Birds as guests? Where in the world would such a strange thing happen? In Odisha, there is a village called Mangalajodi, perched on the edge of the great Chilika lagoon. Come winter, hundreds of thousands of water birds fly in to settle in the waters here. They come from as far as North Asia and Europe, and are rather tired when they arrive. The villagers welcome them, and make sure they are not hunted, stoned, or harmed in any way.
Fifteen years ago, this was not the case. In those days, many of the villagers used to hunt the birds, partly to eat them and partly to sell them in the market. Of course, a small level of hunting would not be a problem, and some of the villagers may have needed the protein if they were too poor to buy meat in the market. But the level of hunting was high, and so, some locals were worried that the bird populations may go down. Around that time, a local organisation, “Wild Orissa”, also started talking to the villagers, and together they realised that this was no way to treat guests coming in from thousands of kilometres away. So they decided that they would stop the hunting!
But, there was a problem for the people who depended on hunting for their living. So, Wild Orissa and a group of villagers decided to start an ecotourism activity, training some of the local youngsters in becoming nature guides. They spread the news to attract birdwatchers from nearby areas like Bhubaneshwar. The Chilika Development Authority also provided help. Some local buildings were converted into places for visitors to stay.
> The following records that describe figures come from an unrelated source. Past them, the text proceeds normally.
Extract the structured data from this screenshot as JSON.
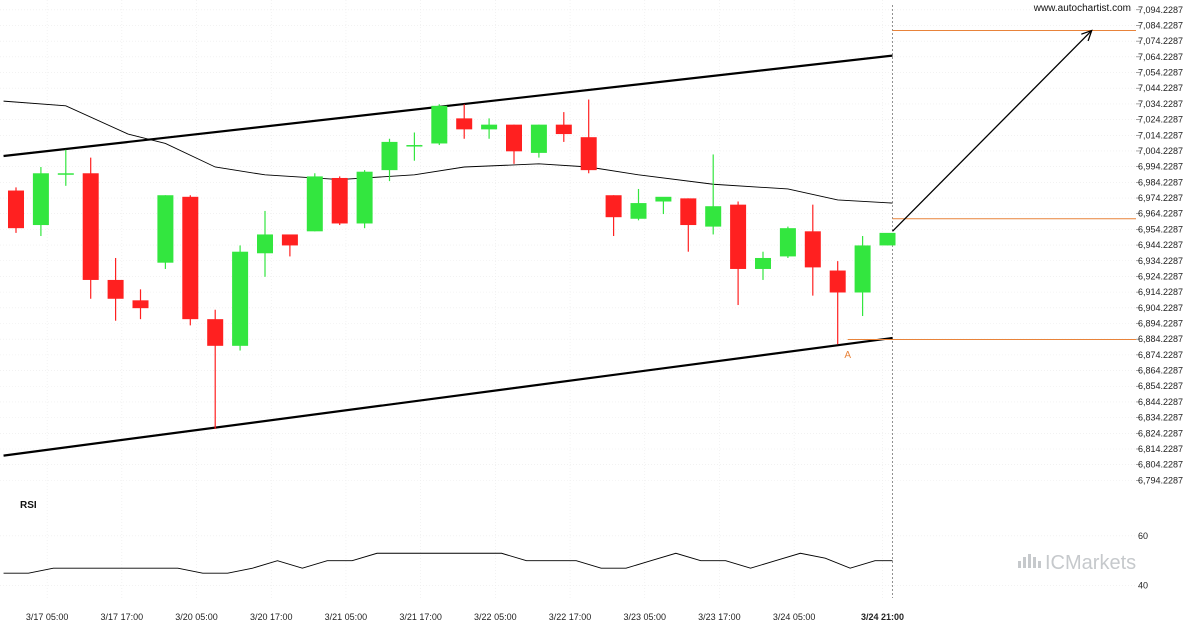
{
  "site": "www.autochartist.com",
  "brand": "ICMarkets",
  "rsi_label": "RSI",
  "point_label": "A",
  "colors": {
    "up": "#33e63f",
    "down": "#ff2020",
    "channel": "#000000",
    "moving_average": "#000000",
    "level_lines": "#e8833a",
    "projection_arrow": "#000000",
    "rsi_line": "#000000"
  },
  "chart_data": {
    "type": "candlestick",
    "y_axis_ticks": [
      "7,094.2287",
      "7,084.2287",
      "7,074.2287",
      "7,064.2287",
      "7,054.2287",
      "7,044.2287",
      "7,034.2287",
      "7,024.2287",
      "7,014.2287",
      "7,004.2287",
      "6,994.2287",
      "6,984.2287",
      "6,974.2287",
      "6,964.2287",
      "6,954.2287",
      "6,944.2287",
      "6,934.2287",
      "6,924.2287",
      "6,914.2287",
      "6,904.2287",
      "6,894.2287",
      "6,884.2287",
      "6,874.2287",
      "6,864.2287",
      "6,854.2287",
      "6,844.2287",
      "6,834.2287",
      "6,824.2287",
      "6,814.2287",
      "6,804.2287",
      "6,794.2287"
    ],
    "ylim": [
      6790,
      7096
    ],
    "x_ticks": [
      {
        "label": "3/17 05:00",
        "index": 1.25
      },
      {
        "label": "3/17 17:00",
        "index": 4.25
      },
      {
        "label": "3/20 05:00",
        "index": 7.25
      },
      {
        "label": "3/20 17:00",
        "index": 10.25
      },
      {
        "label": "3/21 05:00",
        "index": 13.25
      },
      {
        "label": "3/21 17:00",
        "index": 16.25
      },
      {
        "label": "3/22 05:00",
        "index": 19.25
      },
      {
        "label": "3/22 17:00",
        "index": 22.25
      },
      {
        "label": "3/23 05:00",
        "index": 25.25
      },
      {
        "label": "3/23 17:00",
        "index": 28.25
      },
      {
        "label": "3/24 05:00",
        "index": 31.25
      },
      {
        "label": "3/24 21:00",
        "index": 34.8
      }
    ],
    "candles": [
      {
        "o": 6979,
        "h": 6981,
        "l": 6952,
        "c": 6955
      },
      {
        "o": 6957,
        "h": 6994,
        "l": 6950,
        "c": 6990
      },
      {
        "o": 6990,
        "h": 7005,
        "l": 6982,
        "c": 6990
      },
      {
        "o": 6990,
        "h": 7000,
        "l": 6910,
        "c": 6922
      },
      {
        "o": 6922,
        "h": 6936,
        "l": 6896,
        "c": 6910
      },
      {
        "o": 6909,
        "h": 6916,
        "l": 6897,
        "c": 6904
      },
      {
        "o": 6933,
        "h": 6976,
        "l": 6929,
        "c": 6976
      },
      {
        "o": 6975,
        "h": 6976,
        "l": 6893,
        "c": 6897
      },
      {
        "o": 6897,
        "h": 6903,
        "l": 6827,
        "c": 6880
      },
      {
        "o": 6880,
        "h": 6944,
        "l": 6877,
        "c": 6940
      },
      {
        "o": 6939,
        "h": 6966,
        "l": 6924,
        "c": 6951
      },
      {
        "o": 6951,
        "h": 6949,
        "l": 6937,
        "c": 6944
      },
      {
        "o": 6953,
        "h": 6990,
        "l": 6953,
        "c": 6988
      },
      {
        "o": 6987,
        "h": 6988,
        "l": 6957,
        "c": 6958
      },
      {
        "o": 6958,
        "h": 6992,
        "l": 6955,
        "c": 6991
      },
      {
        "o": 6992,
        "h": 7012,
        "l": 6985,
        "c": 7010
      },
      {
        "o": 7008,
        "h": 7016,
        "l": 6998,
        "c": 7008
      },
      {
        "o": 7009,
        "h": 7034,
        "l": 7008,
        "c": 7033
      },
      {
        "o": 7025,
        "h": 7034,
        "l": 7012,
        "c": 7018
      },
      {
        "o": 7018,
        "h": 7025,
        "l": 7012,
        "c": 7021
      },
      {
        "o": 7021,
        "h": 7021,
        "l": 6996,
        "c": 7004
      },
      {
        "o": 7003,
        "h": 7021,
        "l": 7000,
        "c": 7021
      },
      {
        "o": 7021,
        "h": 7029,
        "l": 7010,
        "c": 7015
      },
      {
        "o": 7013,
        "h": 7037,
        "l": 6990,
        "c": 6992
      },
      {
        "o": 6976,
        "h": 6976,
        "l": 6950,
        "c": 6962
      },
      {
        "o": 6961,
        "h": 6980,
        "l": 6960,
        "c": 6971
      },
      {
        "o": 6972,
        "h": 6974,
        "l": 6964,
        "c": 6975
      },
      {
        "o": 6974,
        "h": 6974,
        "l": 6940,
        "c": 6957
      },
      {
        "o": 6956,
        "h": 7002,
        "l": 6951,
        "c": 6969
      },
      {
        "o": 6970,
        "h": 6972,
        "l": 6906,
        "c": 6929
      },
      {
        "o": 6929,
        "h": 6940,
        "l": 6922,
        "c": 6936
      },
      {
        "o": 6937,
        "h": 6956,
        "l": 6936,
        "c": 6955
      },
      {
        "o": 6953,
        "h": 6970,
        "l": 6912,
        "c": 6930
      },
      {
        "o": 6928,
        "h": 6934,
        "l": 6881,
        "c": 6914
      },
      {
        "o": 6914,
        "h": 6950,
        "l": 6899,
        "c": 6944
      },
      {
        "o": 6944,
        "h": 6951,
        "l": 6944,
        "c": 6952
      }
    ],
    "channel_upper": {
      "start": {
        "index": -0.5,
        "value": 7001
      },
      "end": {
        "index": 35.2,
        "value": 7065
      }
    },
    "channel_lower": {
      "start": {
        "index": -0.5,
        "value": 6810
      },
      "end": {
        "index": 35.2,
        "value": 6885
      }
    },
    "moving_average": [
      {
        "index": -0.5,
        "value": 7036
      },
      {
        "index": 2,
        "value": 7033
      },
      {
        "index": 4.5,
        "value": 7015
      },
      {
        "index": 6,
        "value": 7009
      },
      {
        "index": 8,
        "value": 6994
      },
      {
        "index": 10,
        "value": 6989
      },
      {
        "index": 13,
        "value": 6986
      },
      {
        "index": 16,
        "value": 6989
      },
      {
        "index": 18,
        "value": 6994
      },
      {
        "index": 21,
        "value": 6996
      },
      {
        "index": 23,
        "value": 6994
      },
      {
        "index": 25,
        "value": 6989
      },
      {
        "index": 28,
        "value": 6983
      },
      {
        "index": 31,
        "value": 6980
      },
      {
        "index": 33,
        "value": 6973
      },
      {
        "index": 35.2,
        "value": 6971
      }
    ],
    "levels": [
      {
        "value": 7081,
        "from_index": 35.2
      },
      {
        "value": 6961,
        "from_index": 35.2
      },
      {
        "value": 6884,
        "from_index": 33.4
      }
    ],
    "point_a": {
      "index": 33.4,
      "value": 6878
    },
    "projection": {
      "from": {
        "index": 35.2,
        "value": 6953
      },
      "to": {
        "index": 43.2,
        "value": 7081
      }
    },
    "forecast_start_index": 35.2,
    "rsi": {
      "ticks": [
        60,
        40
      ],
      "ylim": [
        35,
        70
      ],
      "values": [
        {
          "index": -0.5,
          "value": 45
        },
        {
          "index": 0.5,
          "value": 45
        },
        {
          "index": 1.5,
          "value": 47
        },
        {
          "index": 6.5,
          "value": 47
        },
        {
          "index": 7.5,
          "value": 45
        },
        {
          "index": 8.5,
          "value": 45
        },
        {
          "index": 9.5,
          "value": 47
        },
        {
          "index": 10.5,
          "value": 50
        },
        {
          "index": 11.5,
          "value": 47
        },
        {
          "index": 12.5,
          "value": 50
        },
        {
          "index": 13.5,
          "value": 50
        },
        {
          "index": 14.5,
          "value": 53
        },
        {
          "index": 19.5,
          "value": 53
        },
        {
          "index": 20.5,
          "value": 50
        },
        {
          "index": 22.5,
          "value": 50
        },
        {
          "index": 23.5,
          "value": 47
        },
        {
          "index": 24.5,
          "value": 47
        },
        {
          "index": 25.5,
          "value": 50
        },
        {
          "index": 26.5,
          "value": 53
        },
        {
          "index": 27.5,
          "value": 50
        },
        {
          "index": 28.5,
          "value": 50
        },
        {
          "index": 29.5,
          "value": 47
        },
        {
          "index": 30.5,
          "value": 50
        },
        {
          "index": 31.5,
          "value": 53
        },
        {
          "index": 32.5,
          "value": 51
        },
        {
          "index": 33.5,
          "value": 47
        },
        {
          "index": 34.5,
          "value": 50
        },
        {
          "index": 35.2,
          "value": 50
        }
      ]
    }
  }
}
I have visited Mangalajodi a couple of times in the last few years, and it is a visual delight. Local youth like Madhava Behera and Rama Hari will take you out in a rowboat, and it is an incredible experience gliding along the water surrounded by thousands of ducks, godwits, gulls, terns, sandpipers and other birds whose names are hard to pronounce. It’s also nice to see that the villagers continue their traditional activities of fishing and buffalo grazing, causing n o disturbance to the birds. As winter ends, the breeding season for the birds that live here through the year starts, and villagers are careful not to disturb important nesting sites.
Recently, Mangalajodi got a well-deserved national conservation award. But it also faces problems because of too much tourism — so lots of cars and lots of boats disturb the birds including many pesky photographers wanting a ‘once-in-a-lifetime’ shot. So, if you are visiting Mangalajodi, take care to be quiet, don’t insist on getting close to the birds, and tick off tourists making noise or photographers chasing birds!